Des ouvriers assemblent l’avant-dernier Boeing 747 à l’usine d’Everett (USA), le 15 juin 2022. JENNIFER BUCHANAN / AP
Trop souvent le ciel est plein de nuages gris à Seattle (USA) depuis trois ans, et Boeing veut le faire savoir. Pour la première fois depuis la crise du 737 Max de mars 2019, l’avionneur américain a ouvert mi-juin les portes de ses sites de production de Renton et d’Everett à la presse internationale. Une initiative qui ne doit rien au hasard. Elle a été précédée par la bonne nouvelle annoncée lundi 20 juin par l’Association du transport aérien international (IATA) à l’occasion de son assemblée générale, qui prévoit de revenir sur les bénéfices “à l’horizon 2023 pour l’aérien”. Et Boeing veut faire sa part.

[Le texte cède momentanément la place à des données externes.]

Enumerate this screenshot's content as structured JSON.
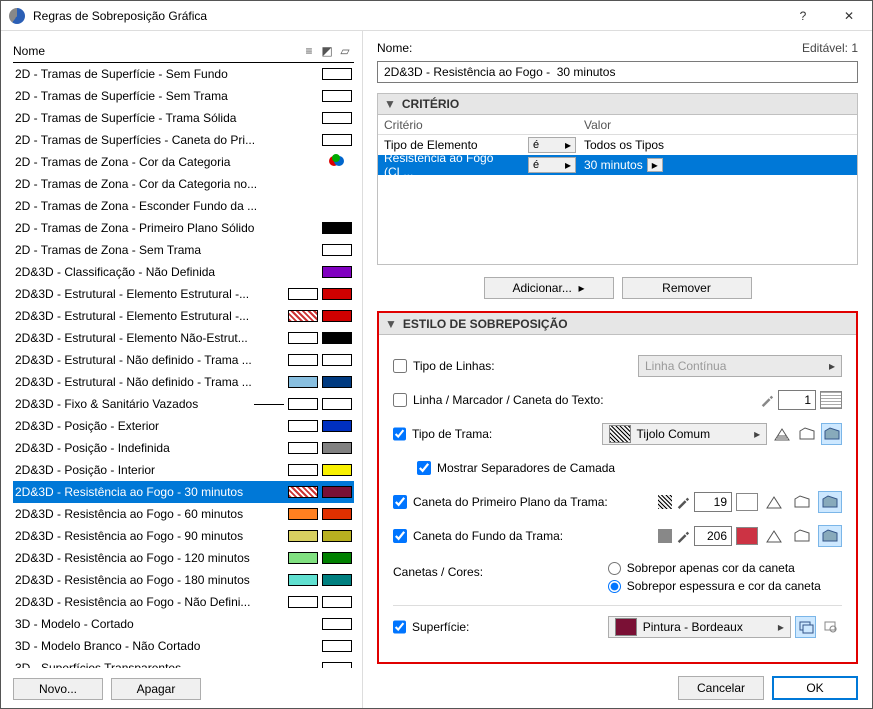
{
  "window": {
    "title": "Regras de Sobreposição Gráfica"
  },
  "left": {
    "header": "Nome",
    "buttons": {
      "new": "Novo...",
      "delete": "Apagar"
    },
    "items": [
      {
        "label": "2D - Tramas de Superfície - Sem Fundo",
        "sw": [
          {
            "c": "#ffffff"
          }
        ]
      },
      {
        "label": "2D - Tramas de Superfície - Sem Trama",
        "sw": [
          {
            "c": "#ffffff"
          }
        ]
      },
      {
        "label": "2D - Tramas de Superfície - Trama Sólida",
        "sw": [
          {
            "c": "#ffffff"
          }
        ]
      },
      {
        "label": "2D - Tramas de Superfícies - Caneta do Pri...",
        "sw": [
          {
            "c": "#ffffff"
          }
        ]
      },
      {
        "label": "2D - Tramas de Zona - Cor da Categoria",
        "category": true
      },
      {
        "label": "2D - Tramas de Zona - Cor da Categoria no...",
        "sw": []
      },
      {
        "label": "2D - Tramas de Zona - Esconder Fundo da ...",
        "sw": []
      },
      {
        "label": "2D - Tramas de Zona - Primeiro Plano Sólido",
        "sw": [
          {
            "c": "#000000"
          }
        ]
      },
      {
        "label": "2D - Tramas de Zona - Sem Trama",
        "sw": [
          {
            "c": "#ffffff"
          }
        ]
      },
      {
        "label": "2D&3D - Classificação - Não Definida",
        "sw": [
          {
            "c": "#8000c0"
          }
        ]
      },
      {
        "label": "2D&3D - Estrutural - Elemento Estrutural -...",
        "sw": [
          {
            "c": "#ffffff"
          },
          {
            "c": "#d00000"
          }
        ]
      },
      {
        "label": "2D&3D - Estrutural - Elemento Estrutural -...",
        "sw": [
          {
            "c": "#ffffff",
            "hatch": true
          },
          {
            "c": "#d00000"
          }
        ]
      },
      {
        "label": "2D&3D - Estrutural - Elemento Não-Estrut...",
        "sw": [
          {
            "c": "#ffffff"
          },
          {
            "c": "#000000"
          }
        ]
      },
      {
        "label": "2D&3D - Estrutural - Não definido - Trama ...",
        "sw": [
          {
            "c": "#ffffff"
          },
          {
            "c": "#ffffff"
          }
        ]
      },
      {
        "label": "2D&3D - Estrutural - Não definido - Trama ...",
        "sw": [
          {
            "c": "#88bfe0"
          },
          {
            "c": "#003a80"
          }
        ]
      },
      {
        "label": "2D&3D - Fixo & Sanitário Vazados",
        "line": true,
        "sw": [
          {
            "c": "#ffffff"
          },
          {
            "c": "#ffffff"
          }
        ]
      },
      {
        "label": "2D&3D - Posição - Exterior",
        "sw": [
          {
            "c": "#ffffff"
          },
          {
            "c": "#0030c0"
          }
        ]
      },
      {
        "label": "2D&3D - Posição - Indefinida",
        "sw": [
          {
            "c": "#ffffff"
          },
          {
            "c": "#808080"
          }
        ]
      },
      {
        "label": "2D&3D - Posição - Interior",
        "sw": [
          {
            "c": "#ffffff"
          },
          {
            "c": "#f8f000"
          }
        ]
      },
      {
        "label": "2D&3D - Resistência ao Fogo -  30 minutos",
        "selected": true,
        "sw": [
          {
            "c": "#ffffff",
            "hatch": true
          },
          {
            "c": "#7a1035"
          }
        ]
      },
      {
        "label": "2D&3D - Resistência ao Fogo -  60 minutos",
        "sw": [
          {
            "c": "#ff8020"
          },
          {
            "c": "#e03000"
          }
        ]
      },
      {
        "label": "2D&3D - Resistência ao Fogo -  90 minutos",
        "sw": [
          {
            "c": "#d8d060"
          },
          {
            "c": "#b8b020"
          }
        ]
      },
      {
        "label": "2D&3D - Resistência ao Fogo - 120 minutos",
        "sw": [
          {
            "c": "#80e080"
          },
          {
            "c": "#008000"
          }
        ]
      },
      {
        "label": "2D&3D - Resistência ao Fogo - 180 minutos",
        "sw": [
          {
            "c": "#60e0d0"
          },
          {
            "c": "#008080"
          }
        ]
      },
      {
        "label": "2D&3D - Resistência ao Fogo - Não Defini...",
        "sw": [
          {
            "c": "#ffffff"
          },
          {
            "c": "#ffffff"
          }
        ]
      },
      {
        "label": "3D - Modelo - Cortado",
        "sw": [
          {
            "c": "#ffffff"
          }
        ]
      },
      {
        "label": "3D - Modelo Branco - Não Cortado",
        "sw": [
          {
            "c": "#ffffff"
          }
        ]
      },
      {
        "label": "3D - Superfícies Transparentes",
        "sw": [
          {
            "c": "#ffffff"
          }
        ]
      }
    ]
  },
  "right": {
    "name_label": "Nome:",
    "editable": "Editável: 1",
    "name_value": "2D&3D - Resistência ao Fogo -  30 minutos",
    "criterio": {
      "title": "CRITÉRIO",
      "col_criterio": "Critério",
      "col_valor": "Valor",
      "rows": [
        {
          "c": "Tipo de Elemento",
          "op": "é",
          "v": "Todos os Tipos",
          "sel": false
        },
        {
          "c": "Resistência ao Fogo (CL...",
          "op": "é",
          "v": "30 minutos",
          "sel": true
        }
      ],
      "add": "Adicionar...",
      "remove": "Remover"
    },
    "override": {
      "title": "ESTILO DE SOBREPOSIÇÃO",
      "linetype": {
        "label": "Tipo de Linhas:",
        "value": "Linha Contínua",
        "checked": false
      },
      "linepen": {
        "label": "Linha / Marcador / Caneta do Texto:",
        "value": "1",
        "checked": false
      },
      "filltype": {
        "label": "Tipo de Trama:",
        "value": "Tijolo Comum",
        "checked": true
      },
      "showsep": {
        "label": "Mostrar Separadores de Camada",
        "checked": true
      },
      "fgpen": {
        "label": "Caneta do Primeiro Plano da Trama:",
        "value": "19",
        "checked": true
      },
      "bgpen": {
        "label": "Caneta do Fundo da Trama:",
        "value": "206",
        "color": "#cc3344",
        "checked": true
      },
      "pens_label": "Canetas / Cores:",
      "radio1": "Sobrepor apenas cor da caneta",
      "radio2": "Sobrepor espessura e cor da caneta",
      "surface": {
        "label": "Superfície:",
        "value": "Pintura - Bordeaux",
        "color": "#7a1035",
        "checked": true
      }
    },
    "cancel": "Cancelar",
    "ok": "OK"
  }
}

Lire aussi : Article réservé à nos abonnés Les aéroports de Roissy et d’Orly disposent de 4 000 places pour agents de sécurité, techniciens ou ingénieurs… et ont du mal à embaucher
A Renton, dans la banlieue de Seattle, l’usine historique de Boeing où ont été installés les célèbres bombardiers B29 et qui fête ses 80 ans, les gens bouillonnent autour du 737 Max. Après la pause de deux ans de Covid, le site est redevenu une ruche. Mais elle est loin de tourner à plein régime et seules trois chaînes de montage sur cinq ont été redémarrées. “Nous recherchons des milliers de travailleurs pour tous les métiers”, reconnaît un cadre de l’avionneur. A noter que pendant la crise, Boeing a sévèrement réduit ses effectifs et licencié plus de 16 000 salariés. Il souhaite désormais en recruter environ 30 000 pour couvrir la demande d’avions.
Gérer les pénuries
Pour le moment, l’Américain a encore des ambitions modestes. Son prochain objectif d’ici fin 2023 est de lancer quarante-sept appareils 737 Max chaque mois. C’est encore loin. “On n’en est toujours pas à trente et un 737 Max par mois”, reconnaît un porte-parole de l’avionneur. Plusieurs câbles derrière Airbus, qui lance cinquante-quatre A320 chaque mois et prévoit de passer à soixante exemplaires de son étoile milieu de gamme tout au long de 2023.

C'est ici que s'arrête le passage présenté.